Eight studies (N = 371) that delivered treatment remotely were identified from our search; five studies investigated children with headache conditions, one study was with children with juvenile idiopathic arthritis, and two studies included mixed samples of children with headache and mixed (i.e. recurrent abdominal pain, musculoskeletal pain) chronic pain conditions. The average age of children receiving treatment was 12.57 years.

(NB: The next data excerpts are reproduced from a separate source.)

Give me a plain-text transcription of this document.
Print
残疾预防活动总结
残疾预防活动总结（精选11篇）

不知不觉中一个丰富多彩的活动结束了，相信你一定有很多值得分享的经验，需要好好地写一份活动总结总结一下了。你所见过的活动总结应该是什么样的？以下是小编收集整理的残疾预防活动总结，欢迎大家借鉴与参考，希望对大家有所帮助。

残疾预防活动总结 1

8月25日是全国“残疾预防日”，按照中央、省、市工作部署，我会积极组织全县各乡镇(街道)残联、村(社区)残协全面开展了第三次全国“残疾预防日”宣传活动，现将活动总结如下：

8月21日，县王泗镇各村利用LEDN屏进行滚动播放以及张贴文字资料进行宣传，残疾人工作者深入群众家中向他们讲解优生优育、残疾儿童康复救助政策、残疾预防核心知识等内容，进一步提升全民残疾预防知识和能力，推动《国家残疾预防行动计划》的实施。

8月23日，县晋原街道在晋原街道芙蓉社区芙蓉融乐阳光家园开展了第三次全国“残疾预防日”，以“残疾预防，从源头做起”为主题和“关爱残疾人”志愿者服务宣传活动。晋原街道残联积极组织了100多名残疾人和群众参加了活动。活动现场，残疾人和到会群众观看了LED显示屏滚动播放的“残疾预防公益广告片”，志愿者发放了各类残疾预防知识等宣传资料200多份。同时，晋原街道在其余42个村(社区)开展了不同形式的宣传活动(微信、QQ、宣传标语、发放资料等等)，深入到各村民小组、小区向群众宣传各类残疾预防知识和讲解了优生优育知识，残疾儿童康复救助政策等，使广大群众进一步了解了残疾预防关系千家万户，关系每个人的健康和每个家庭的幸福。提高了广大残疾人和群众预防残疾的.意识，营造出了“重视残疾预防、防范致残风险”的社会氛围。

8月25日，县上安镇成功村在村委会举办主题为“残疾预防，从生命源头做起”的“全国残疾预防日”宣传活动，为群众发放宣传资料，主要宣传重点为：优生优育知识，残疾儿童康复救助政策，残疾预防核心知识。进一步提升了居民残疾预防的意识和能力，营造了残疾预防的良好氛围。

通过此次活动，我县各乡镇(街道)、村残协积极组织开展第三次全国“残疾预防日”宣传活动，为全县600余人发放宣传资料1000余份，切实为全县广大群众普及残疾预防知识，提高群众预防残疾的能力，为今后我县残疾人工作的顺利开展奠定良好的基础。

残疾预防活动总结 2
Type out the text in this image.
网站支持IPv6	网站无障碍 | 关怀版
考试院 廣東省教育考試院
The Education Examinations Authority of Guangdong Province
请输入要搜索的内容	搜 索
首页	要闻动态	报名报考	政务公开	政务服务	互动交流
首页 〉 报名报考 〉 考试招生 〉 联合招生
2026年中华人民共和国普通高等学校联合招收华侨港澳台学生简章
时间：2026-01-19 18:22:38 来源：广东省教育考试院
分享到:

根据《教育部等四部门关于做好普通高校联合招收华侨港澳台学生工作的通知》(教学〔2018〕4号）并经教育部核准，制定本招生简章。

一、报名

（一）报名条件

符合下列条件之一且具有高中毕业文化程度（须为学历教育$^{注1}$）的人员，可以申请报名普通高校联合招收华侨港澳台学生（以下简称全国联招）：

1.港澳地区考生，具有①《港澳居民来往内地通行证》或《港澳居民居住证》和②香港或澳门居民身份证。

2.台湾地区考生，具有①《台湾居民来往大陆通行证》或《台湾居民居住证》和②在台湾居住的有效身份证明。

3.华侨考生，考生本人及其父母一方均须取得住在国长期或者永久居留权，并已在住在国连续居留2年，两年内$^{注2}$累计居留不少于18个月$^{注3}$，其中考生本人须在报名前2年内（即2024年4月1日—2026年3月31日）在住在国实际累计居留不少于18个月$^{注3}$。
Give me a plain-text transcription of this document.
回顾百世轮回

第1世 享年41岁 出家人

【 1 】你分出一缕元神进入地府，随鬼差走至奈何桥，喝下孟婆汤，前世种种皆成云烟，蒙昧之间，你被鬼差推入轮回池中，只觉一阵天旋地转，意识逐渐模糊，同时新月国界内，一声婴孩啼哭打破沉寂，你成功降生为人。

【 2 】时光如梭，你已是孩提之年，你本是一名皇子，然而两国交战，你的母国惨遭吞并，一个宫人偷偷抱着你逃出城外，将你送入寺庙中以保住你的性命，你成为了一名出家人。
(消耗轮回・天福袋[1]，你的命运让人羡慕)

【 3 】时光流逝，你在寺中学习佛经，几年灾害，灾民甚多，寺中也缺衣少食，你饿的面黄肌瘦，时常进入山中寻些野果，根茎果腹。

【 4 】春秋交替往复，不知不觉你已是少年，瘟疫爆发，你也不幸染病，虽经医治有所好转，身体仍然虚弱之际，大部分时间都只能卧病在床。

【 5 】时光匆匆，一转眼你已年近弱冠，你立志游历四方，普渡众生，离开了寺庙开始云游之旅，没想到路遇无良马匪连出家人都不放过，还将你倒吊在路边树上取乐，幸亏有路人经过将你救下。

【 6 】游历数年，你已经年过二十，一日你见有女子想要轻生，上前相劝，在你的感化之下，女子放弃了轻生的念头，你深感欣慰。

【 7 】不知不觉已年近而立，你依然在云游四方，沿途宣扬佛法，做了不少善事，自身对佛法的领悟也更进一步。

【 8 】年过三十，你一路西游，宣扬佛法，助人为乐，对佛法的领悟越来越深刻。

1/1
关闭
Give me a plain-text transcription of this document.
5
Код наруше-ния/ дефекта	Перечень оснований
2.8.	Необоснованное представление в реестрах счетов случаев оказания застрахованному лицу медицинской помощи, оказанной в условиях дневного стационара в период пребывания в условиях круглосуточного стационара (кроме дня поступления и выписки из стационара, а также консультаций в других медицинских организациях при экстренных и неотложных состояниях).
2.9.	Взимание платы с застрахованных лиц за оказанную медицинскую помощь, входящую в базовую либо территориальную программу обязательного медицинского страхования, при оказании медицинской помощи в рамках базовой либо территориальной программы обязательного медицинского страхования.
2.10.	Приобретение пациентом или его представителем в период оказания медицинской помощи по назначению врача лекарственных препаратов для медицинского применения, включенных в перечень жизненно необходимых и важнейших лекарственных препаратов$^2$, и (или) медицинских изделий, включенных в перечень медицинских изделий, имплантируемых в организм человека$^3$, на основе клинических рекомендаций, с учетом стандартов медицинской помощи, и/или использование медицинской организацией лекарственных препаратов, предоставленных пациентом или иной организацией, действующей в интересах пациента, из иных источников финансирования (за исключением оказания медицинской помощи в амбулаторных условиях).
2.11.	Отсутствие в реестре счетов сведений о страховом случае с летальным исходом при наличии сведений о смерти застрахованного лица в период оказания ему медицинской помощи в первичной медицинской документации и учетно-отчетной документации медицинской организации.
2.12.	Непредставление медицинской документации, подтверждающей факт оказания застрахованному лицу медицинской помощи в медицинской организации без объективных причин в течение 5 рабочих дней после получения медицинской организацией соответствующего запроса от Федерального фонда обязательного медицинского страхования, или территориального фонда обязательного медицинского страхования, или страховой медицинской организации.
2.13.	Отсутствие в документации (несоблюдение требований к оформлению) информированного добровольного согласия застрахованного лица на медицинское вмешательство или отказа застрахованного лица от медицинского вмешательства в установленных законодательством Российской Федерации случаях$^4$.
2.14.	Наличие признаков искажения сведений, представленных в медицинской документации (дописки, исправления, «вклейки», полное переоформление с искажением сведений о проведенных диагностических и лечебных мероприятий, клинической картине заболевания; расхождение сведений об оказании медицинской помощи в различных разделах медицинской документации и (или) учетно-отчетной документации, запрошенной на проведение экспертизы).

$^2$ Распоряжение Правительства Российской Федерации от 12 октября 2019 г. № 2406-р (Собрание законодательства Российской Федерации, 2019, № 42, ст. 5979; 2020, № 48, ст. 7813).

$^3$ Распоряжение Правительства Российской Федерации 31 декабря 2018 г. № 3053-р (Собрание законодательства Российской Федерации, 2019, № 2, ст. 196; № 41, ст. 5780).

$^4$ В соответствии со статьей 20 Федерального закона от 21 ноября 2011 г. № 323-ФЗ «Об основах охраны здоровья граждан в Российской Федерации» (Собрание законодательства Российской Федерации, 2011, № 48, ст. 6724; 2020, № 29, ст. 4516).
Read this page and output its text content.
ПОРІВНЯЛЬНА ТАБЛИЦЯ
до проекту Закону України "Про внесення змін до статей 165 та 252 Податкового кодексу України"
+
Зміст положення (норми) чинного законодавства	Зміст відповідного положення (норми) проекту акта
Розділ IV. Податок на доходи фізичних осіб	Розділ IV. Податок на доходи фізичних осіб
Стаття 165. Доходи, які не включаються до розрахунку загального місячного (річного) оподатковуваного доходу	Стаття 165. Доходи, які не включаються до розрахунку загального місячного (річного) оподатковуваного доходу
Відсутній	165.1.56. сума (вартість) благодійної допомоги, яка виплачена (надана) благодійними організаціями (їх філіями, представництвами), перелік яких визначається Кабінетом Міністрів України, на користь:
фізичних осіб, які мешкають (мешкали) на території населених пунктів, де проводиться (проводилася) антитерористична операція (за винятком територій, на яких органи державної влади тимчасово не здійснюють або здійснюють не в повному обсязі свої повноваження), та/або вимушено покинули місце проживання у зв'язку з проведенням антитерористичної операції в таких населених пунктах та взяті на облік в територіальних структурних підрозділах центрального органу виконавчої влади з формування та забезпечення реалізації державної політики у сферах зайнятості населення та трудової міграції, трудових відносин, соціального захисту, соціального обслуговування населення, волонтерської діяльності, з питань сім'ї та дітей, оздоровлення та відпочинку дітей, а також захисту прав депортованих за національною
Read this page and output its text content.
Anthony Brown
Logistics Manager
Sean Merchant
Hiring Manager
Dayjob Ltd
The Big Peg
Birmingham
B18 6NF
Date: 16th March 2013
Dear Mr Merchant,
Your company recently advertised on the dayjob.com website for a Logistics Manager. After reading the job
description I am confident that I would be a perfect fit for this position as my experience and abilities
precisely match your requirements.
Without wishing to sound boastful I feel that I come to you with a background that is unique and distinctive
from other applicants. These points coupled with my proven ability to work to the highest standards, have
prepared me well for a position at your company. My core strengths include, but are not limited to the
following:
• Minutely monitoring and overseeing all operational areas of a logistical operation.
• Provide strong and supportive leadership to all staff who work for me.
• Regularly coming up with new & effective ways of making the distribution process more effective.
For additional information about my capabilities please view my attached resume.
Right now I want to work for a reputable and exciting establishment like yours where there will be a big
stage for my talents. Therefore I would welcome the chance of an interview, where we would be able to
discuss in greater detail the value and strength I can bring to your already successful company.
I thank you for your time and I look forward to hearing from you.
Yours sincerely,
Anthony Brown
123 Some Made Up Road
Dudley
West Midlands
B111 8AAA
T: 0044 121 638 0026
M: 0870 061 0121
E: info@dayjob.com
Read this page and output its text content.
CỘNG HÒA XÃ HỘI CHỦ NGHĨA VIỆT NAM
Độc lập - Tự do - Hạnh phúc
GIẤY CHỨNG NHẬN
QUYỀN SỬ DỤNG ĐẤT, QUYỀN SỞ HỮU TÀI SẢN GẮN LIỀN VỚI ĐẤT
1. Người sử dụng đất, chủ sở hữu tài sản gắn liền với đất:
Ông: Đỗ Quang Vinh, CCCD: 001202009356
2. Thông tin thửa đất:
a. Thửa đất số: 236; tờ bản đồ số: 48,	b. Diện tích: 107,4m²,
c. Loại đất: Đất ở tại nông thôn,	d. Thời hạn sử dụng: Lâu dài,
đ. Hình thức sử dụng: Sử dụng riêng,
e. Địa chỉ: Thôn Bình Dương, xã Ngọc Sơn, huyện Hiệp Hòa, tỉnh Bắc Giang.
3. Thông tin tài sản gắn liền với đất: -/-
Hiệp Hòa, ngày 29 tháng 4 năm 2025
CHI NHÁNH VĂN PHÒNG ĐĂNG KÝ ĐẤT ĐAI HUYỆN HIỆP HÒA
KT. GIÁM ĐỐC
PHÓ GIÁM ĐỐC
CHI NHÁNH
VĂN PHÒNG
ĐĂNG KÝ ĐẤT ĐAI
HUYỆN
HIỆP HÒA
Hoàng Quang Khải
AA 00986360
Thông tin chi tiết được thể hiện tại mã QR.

For headache pain conditions, we found one beneficial effect of remotely delivered psychological therapy. Headache severity was reduced post-treatment (risk ratio (RR) = 2.65, 95% confidence interval (CI) 1.56 to 4.50, z = 3.62, p < 0.01, number needed to treat to benefit (NNTB) = 2.88). For mixed pain conditions, we found only one beneficial effect: psychological therapies reduced pain intensity post-treatment (standardised mean difference (SMD) = -0.61, 95% CI -0.96 to -0.25, z = 3.38, p < 0.01). No effects were found for reducing pain at follow-up in either analysis. For headache and mixed conditions, there were no beneficial effects of psychological therapies delivered remotely for disability post-treatment and a lack of data at follow-up meant no analyses could be run. Only one analysis could be conducted for depression outcomes. We found no beneficial effect of psychological therapies in reducing depression post-treatment for headache conditions. Only one study presented data in children with mixed pain conditions for depressive outcomes and no data were available for either condition at follow-up. Only one study presented anxiety data post-treatment and no studies reported follow-up data, therefore no analyses could be run. Further, there were no data available for adverse events, meaning that we are unsure whether psychological therapies are harmful to children who receive them. Satisfaction with treatment is described qualitatively.
'Risk of bias' assessments were low or unclear. We judged selection, detection, and reporting biases to be mostly low risk for included studies. However, judgements made on performance and attrition biases were mostly unclear.